NEONATAL SCREENING FOR ANAEMIA IN HEALTHY, FULL-TERM IRANIAN NEWBORNS: IS THERE ANY INDICATION

Mahdi Shahriari, Narjes Pishva*, Reza Bahrami, Alimohammad Alemansuri, Amir Naghshzan

ABSTRACT

Background: The high incidence of alpha thalassemia, G6PD deficiency and spherocytosis are three reasons that newborn screening should be routine in all delivery rooms in order to decrease morbidity. The object of this study was neonatal screening for anaemia in healthy, full-term Iranian new-borns. Materials and Methods: One thousand neonates were screened over a nearly three-year period for detection of the cause of anaemia. All neonates were Iranian and lived in Fars Province, southern Iran, and were healthy and full term. This study was conducted in Zeinabiieh and Hafez Hospitals affiliated to Shiraz University of Medical Sciences, Shiraz, Iran. The screening was performed on cord blood samples collected on EDTA and the method was approved by the Ethical Committee.
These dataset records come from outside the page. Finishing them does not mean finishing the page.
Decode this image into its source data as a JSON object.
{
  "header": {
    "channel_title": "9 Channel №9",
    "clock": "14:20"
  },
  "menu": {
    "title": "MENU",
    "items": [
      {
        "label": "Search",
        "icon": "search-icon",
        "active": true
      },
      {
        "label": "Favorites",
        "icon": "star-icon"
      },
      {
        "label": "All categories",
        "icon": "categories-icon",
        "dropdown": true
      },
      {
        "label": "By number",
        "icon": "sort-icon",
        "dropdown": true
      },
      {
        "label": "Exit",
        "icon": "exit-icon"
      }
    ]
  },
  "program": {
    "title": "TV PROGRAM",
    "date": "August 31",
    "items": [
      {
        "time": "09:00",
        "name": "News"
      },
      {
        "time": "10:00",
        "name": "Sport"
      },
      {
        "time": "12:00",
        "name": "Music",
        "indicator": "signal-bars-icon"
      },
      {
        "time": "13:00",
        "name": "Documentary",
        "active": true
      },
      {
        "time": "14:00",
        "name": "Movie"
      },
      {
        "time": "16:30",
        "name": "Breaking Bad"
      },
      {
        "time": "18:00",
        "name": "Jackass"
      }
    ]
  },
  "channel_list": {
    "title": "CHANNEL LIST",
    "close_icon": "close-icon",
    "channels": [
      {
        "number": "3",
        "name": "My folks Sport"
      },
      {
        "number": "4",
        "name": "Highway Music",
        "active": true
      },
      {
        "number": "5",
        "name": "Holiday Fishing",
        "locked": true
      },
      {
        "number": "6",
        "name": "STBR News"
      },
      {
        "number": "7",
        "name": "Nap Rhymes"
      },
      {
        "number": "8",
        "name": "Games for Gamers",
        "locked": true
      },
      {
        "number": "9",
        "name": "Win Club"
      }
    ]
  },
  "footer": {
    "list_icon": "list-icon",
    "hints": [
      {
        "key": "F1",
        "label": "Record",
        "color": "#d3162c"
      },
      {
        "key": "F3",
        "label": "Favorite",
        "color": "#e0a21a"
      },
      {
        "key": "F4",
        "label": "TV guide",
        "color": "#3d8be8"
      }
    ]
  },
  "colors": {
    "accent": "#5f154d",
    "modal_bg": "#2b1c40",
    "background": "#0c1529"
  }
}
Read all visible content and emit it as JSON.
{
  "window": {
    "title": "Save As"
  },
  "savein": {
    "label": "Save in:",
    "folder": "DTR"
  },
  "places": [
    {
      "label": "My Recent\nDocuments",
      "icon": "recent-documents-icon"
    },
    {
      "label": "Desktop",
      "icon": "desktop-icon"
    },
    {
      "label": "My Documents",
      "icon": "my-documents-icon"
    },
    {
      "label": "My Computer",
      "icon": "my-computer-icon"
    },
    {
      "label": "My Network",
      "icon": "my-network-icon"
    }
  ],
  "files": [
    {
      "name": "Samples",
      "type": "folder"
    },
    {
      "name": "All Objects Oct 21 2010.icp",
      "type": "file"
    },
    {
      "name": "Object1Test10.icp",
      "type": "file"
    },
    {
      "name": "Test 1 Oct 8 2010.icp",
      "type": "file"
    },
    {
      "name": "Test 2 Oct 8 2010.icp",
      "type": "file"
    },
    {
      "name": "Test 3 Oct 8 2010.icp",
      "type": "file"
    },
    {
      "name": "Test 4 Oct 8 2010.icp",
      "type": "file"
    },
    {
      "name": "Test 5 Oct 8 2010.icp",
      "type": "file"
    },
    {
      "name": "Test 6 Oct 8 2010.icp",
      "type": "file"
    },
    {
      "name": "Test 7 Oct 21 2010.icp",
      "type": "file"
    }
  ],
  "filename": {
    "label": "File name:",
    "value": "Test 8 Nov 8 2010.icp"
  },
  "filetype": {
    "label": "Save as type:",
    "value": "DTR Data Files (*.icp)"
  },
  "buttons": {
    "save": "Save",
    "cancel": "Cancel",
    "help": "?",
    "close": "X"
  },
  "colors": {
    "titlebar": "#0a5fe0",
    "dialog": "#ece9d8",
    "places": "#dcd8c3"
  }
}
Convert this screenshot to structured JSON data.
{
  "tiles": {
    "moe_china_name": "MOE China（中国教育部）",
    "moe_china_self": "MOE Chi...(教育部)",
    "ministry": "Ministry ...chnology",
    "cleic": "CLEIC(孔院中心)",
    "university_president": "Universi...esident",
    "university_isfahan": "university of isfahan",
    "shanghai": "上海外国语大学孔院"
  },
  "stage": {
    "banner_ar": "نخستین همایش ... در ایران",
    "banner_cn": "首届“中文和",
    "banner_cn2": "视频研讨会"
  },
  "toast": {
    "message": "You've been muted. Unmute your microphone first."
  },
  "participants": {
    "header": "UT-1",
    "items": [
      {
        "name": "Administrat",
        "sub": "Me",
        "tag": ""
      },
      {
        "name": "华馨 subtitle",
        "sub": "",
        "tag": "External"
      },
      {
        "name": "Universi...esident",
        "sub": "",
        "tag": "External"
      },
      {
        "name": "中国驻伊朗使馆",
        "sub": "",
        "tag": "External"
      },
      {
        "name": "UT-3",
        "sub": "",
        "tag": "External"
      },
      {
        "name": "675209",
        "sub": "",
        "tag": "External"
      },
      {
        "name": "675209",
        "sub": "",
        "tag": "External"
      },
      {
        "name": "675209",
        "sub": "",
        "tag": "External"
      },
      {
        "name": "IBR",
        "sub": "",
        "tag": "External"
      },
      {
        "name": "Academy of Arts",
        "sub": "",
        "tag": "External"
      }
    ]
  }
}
After sample collection, complete blood cell count, osmotic fragility test and haemoglobin electrophoresis were done for each sample. Results: Total prevalence of causes of anaemia in this neonatal screening programme was 12.2 %; the most prevalent one was alpha thalassemia (6.4 %), followed by hereditary spherocytosis (4.8 %) and sickle cell anaemia (1.2 %). The total analysis for detection of alpha thalassemia suggested that screening methods by mean corpuscular volume (MCV) ≤ 97 fl, mean corpuscular haemoglobin (MCH) ≤ 29, and haemoglobin level ≤ 16 g/dl plus MCHC > 35, were the appropriate cut-off points for our population. Conclusion: Our study does not endorse previously described cut-off points for the mean corpuscular volume, or the mean corpuscular haemoglobin as indexes for screening of alpha thalassemia, or haemoglobin as a screening index for hereditary spherocytosis.

Keywords: Haemoglobinopathy, neonatal screening programme, alpha thalassemia, hereditary spherocytosis, sickle cell anaemia.